The luncheon, hosted by the Ardmore Chamber of Commerce, was the final one this year. Reps. Pat Ownbey (R-Ardmore), Tommy Hardin (R-Madill) and Sen. Frank Simpson (R-Ardmore) each took their turn addressing those in attendance.
Ownbey said the significant accomplishments during the session were workers' compensation and lowering the state income tax rate. He also said there were other issues that were not addressed.
"There were some things I was disappointed that we didn't get done including highway patrol and teacher raises," Ownbey said.
He added he expects progress in that area next session because it will take place in an election year.
In terms of workers' comp, Ownbey said he expects additional changes to the system as tweaks will be needed for a system that is being overhauled. The state income tax reduction, which will drop from 5.25 to 5 percent in a year, will first need to survive a challenge in court.

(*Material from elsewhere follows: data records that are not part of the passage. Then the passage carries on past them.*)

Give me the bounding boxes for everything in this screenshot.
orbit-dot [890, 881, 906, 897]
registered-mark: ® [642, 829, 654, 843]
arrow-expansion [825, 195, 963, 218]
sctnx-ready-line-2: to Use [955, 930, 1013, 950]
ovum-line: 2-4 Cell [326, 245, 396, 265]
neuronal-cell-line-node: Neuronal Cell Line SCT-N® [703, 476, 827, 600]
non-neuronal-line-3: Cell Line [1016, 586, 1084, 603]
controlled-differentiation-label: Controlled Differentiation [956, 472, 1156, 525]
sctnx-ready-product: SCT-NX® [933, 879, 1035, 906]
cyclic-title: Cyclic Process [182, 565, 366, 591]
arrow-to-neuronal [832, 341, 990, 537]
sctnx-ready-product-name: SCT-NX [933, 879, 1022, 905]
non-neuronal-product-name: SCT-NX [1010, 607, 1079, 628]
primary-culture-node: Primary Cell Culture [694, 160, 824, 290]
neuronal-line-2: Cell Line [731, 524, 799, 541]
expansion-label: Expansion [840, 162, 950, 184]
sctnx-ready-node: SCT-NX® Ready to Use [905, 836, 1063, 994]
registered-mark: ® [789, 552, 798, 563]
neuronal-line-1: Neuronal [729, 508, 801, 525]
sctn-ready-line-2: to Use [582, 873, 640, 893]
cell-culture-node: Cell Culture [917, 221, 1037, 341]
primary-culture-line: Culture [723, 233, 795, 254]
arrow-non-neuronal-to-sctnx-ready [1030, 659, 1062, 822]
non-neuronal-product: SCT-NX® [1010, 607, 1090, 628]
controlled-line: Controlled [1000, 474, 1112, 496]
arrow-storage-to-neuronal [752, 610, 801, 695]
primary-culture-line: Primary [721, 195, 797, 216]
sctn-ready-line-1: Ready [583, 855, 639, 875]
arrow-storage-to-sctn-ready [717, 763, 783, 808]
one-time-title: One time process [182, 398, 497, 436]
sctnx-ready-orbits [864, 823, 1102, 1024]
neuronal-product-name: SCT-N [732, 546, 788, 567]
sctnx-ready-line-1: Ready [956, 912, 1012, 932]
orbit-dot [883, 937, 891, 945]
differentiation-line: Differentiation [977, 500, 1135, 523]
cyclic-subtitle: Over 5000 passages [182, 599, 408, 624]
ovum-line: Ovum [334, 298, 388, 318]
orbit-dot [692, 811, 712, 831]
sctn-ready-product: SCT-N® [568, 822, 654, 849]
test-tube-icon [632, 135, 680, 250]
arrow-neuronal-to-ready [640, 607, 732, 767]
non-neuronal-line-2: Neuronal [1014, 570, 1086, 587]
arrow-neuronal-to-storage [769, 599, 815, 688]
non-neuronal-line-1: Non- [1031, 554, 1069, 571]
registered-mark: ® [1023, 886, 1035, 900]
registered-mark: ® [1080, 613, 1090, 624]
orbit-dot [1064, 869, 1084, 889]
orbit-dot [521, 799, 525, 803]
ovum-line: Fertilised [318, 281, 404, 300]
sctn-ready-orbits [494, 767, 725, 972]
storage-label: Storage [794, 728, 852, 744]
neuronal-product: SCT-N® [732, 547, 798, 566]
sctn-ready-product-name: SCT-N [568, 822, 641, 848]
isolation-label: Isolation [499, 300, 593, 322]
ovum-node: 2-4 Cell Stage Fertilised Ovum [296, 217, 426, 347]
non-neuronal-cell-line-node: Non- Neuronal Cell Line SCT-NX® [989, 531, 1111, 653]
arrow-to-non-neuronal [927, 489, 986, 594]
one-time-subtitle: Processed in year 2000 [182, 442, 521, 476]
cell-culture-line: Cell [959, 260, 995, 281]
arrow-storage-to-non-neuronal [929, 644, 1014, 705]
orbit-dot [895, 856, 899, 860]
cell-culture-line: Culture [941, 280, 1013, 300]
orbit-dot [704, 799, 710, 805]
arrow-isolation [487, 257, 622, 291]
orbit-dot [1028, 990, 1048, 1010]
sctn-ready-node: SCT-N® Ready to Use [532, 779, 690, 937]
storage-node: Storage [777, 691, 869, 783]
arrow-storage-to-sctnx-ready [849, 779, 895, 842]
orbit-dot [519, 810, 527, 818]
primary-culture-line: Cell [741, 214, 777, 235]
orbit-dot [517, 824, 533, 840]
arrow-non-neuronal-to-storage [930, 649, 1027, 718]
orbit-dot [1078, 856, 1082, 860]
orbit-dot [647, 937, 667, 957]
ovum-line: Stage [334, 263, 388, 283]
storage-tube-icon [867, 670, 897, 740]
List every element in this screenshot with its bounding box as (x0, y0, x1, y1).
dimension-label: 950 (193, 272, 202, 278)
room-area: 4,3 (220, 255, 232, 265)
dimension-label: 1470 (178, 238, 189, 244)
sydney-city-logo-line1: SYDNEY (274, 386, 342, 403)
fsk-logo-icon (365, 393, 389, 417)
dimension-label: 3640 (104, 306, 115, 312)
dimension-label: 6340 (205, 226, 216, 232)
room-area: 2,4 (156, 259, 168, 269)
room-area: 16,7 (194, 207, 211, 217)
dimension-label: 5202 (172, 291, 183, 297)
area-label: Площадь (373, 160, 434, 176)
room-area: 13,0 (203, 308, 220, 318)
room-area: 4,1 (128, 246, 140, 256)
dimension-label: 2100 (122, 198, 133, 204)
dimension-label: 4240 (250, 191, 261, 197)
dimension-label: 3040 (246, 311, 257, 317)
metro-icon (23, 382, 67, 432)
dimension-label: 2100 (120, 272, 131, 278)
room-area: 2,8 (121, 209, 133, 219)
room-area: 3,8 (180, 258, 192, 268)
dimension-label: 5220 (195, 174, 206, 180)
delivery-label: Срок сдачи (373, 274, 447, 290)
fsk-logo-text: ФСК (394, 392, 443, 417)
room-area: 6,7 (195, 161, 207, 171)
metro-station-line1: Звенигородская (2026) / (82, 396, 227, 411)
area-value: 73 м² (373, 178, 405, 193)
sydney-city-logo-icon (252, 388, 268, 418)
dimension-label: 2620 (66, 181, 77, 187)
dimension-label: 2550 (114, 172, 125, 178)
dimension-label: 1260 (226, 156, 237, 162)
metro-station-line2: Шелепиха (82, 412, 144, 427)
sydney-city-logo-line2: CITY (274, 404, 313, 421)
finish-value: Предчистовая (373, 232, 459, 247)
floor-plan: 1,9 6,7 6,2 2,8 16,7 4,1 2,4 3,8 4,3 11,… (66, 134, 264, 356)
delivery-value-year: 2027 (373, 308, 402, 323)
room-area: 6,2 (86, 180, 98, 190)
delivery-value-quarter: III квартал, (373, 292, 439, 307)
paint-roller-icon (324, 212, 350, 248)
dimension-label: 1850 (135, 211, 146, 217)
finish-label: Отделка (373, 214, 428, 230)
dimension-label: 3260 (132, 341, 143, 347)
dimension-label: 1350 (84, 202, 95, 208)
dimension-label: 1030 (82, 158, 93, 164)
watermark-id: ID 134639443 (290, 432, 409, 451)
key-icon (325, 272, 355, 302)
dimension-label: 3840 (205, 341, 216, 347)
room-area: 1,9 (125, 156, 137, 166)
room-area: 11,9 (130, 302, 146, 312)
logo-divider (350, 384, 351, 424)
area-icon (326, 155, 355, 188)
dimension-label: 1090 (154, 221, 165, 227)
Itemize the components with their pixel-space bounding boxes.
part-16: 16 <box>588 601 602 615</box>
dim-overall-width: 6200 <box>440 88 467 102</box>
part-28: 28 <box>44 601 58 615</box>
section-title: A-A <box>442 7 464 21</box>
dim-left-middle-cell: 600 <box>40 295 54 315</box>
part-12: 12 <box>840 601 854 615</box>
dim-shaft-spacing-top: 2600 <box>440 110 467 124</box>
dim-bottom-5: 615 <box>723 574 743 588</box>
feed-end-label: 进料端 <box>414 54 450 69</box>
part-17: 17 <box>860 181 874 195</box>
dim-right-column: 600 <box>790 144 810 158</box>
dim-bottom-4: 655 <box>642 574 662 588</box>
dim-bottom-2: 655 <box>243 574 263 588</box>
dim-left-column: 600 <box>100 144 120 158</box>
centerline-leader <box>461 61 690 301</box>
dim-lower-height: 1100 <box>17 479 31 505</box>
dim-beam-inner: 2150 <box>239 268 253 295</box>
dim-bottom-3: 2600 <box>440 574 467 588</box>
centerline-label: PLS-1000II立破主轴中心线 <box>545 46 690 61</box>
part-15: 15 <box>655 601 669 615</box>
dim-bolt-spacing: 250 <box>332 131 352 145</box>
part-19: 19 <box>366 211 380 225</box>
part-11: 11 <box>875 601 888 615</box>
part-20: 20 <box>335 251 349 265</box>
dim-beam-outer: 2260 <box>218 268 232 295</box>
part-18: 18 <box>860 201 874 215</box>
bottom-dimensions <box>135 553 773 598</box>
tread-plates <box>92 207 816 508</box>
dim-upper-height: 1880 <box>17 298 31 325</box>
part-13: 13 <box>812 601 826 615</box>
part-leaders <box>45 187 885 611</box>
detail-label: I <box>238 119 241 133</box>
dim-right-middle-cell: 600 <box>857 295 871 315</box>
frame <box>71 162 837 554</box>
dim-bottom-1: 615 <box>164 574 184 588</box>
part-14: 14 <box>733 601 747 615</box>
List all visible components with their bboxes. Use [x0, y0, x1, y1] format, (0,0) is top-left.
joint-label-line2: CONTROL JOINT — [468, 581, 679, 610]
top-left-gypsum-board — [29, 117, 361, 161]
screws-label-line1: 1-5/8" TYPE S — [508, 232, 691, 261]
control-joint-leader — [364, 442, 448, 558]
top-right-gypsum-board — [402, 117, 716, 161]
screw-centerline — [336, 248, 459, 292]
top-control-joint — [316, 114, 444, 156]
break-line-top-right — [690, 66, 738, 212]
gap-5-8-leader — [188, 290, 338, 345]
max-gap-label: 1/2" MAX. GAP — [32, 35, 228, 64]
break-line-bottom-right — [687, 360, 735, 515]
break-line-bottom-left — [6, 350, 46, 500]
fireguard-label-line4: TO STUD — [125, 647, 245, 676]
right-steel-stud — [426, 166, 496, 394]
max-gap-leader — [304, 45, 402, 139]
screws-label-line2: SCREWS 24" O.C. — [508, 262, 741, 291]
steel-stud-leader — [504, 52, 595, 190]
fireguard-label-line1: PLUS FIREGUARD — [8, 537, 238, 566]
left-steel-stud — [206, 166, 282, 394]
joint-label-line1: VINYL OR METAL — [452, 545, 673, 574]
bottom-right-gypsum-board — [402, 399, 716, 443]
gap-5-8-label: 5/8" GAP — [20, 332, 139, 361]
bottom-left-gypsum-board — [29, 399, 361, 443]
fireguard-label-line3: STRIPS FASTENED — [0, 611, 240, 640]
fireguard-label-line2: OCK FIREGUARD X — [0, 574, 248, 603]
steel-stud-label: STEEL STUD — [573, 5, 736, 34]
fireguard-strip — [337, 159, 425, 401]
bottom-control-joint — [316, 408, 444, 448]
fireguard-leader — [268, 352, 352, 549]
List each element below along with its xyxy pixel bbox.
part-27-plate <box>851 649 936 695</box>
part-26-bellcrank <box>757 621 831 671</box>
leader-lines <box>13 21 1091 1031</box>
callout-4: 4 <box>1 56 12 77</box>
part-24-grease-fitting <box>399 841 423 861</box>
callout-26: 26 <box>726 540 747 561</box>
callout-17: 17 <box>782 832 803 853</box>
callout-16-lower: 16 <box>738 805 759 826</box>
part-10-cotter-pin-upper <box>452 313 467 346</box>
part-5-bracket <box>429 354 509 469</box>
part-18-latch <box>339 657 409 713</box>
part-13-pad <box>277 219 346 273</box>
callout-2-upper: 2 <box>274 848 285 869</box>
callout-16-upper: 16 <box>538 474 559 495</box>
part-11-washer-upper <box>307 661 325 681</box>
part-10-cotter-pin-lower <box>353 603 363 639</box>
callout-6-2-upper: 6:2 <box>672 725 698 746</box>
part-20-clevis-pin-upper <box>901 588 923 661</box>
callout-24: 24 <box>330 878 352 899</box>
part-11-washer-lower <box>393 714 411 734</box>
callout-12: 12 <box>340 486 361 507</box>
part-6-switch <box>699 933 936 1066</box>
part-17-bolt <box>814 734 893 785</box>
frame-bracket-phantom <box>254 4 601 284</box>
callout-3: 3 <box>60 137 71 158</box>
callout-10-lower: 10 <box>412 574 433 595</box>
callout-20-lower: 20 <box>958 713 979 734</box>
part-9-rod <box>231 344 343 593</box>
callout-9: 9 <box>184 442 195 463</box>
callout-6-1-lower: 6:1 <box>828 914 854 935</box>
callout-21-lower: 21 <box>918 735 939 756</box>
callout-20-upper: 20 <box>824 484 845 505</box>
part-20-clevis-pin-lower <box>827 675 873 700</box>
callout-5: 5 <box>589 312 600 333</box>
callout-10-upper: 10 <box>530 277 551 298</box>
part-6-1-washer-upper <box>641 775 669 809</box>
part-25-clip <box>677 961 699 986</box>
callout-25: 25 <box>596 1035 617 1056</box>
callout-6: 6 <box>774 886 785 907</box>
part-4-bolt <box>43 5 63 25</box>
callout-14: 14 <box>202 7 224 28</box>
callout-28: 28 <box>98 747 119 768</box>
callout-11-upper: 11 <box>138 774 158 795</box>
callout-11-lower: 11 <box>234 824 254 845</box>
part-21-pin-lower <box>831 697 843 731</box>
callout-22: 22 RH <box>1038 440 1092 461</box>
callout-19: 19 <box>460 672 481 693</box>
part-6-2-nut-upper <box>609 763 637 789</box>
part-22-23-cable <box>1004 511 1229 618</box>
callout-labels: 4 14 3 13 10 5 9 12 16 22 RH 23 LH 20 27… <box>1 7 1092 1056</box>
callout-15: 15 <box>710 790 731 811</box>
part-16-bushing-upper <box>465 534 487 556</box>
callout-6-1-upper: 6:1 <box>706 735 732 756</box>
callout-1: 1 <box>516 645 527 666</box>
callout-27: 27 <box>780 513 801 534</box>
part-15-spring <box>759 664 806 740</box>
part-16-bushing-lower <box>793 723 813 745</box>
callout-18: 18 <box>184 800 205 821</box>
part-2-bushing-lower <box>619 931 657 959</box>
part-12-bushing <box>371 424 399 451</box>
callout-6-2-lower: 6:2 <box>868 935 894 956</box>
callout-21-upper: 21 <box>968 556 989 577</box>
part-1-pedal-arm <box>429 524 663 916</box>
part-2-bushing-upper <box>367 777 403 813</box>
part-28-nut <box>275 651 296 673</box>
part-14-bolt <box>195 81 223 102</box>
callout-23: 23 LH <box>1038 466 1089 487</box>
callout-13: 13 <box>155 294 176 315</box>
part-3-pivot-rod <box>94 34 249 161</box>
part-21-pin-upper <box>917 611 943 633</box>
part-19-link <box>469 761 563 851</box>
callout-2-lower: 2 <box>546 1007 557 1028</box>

Health care issues also continue to hang over the head of the legislature and there is speculation they could be called into a special session.
Hardin expressed a level of high disappointment with the past legislative session, noting the politics played behind the scenes to get a bill heard. He said he personally carried nine bills that were signed into legislation which included a law that will allow bullying to be considered when making an emergency transfer from one school system to another.
Simpson discussed the impact of the Moore tornado to begin his remarks, praising the spirit of Oklahomans.
"Two or three says after a major event, like Hurricane Rita, people are whining about when the Federal Government will come in. To their credit,, the people of Moore have not," Simpson said. "Oklahomans are a self-sufficient people. They would rather Federal Government stay out of the way so we can get things done."
Simpson discussed the destruction of the tornado, and talked about a neighborhood that had been flattened in which someone has already begun construction of a new house. In other remarks, Simpson discussed legislation regarding the ODVA and the need for a comprehensive water policy.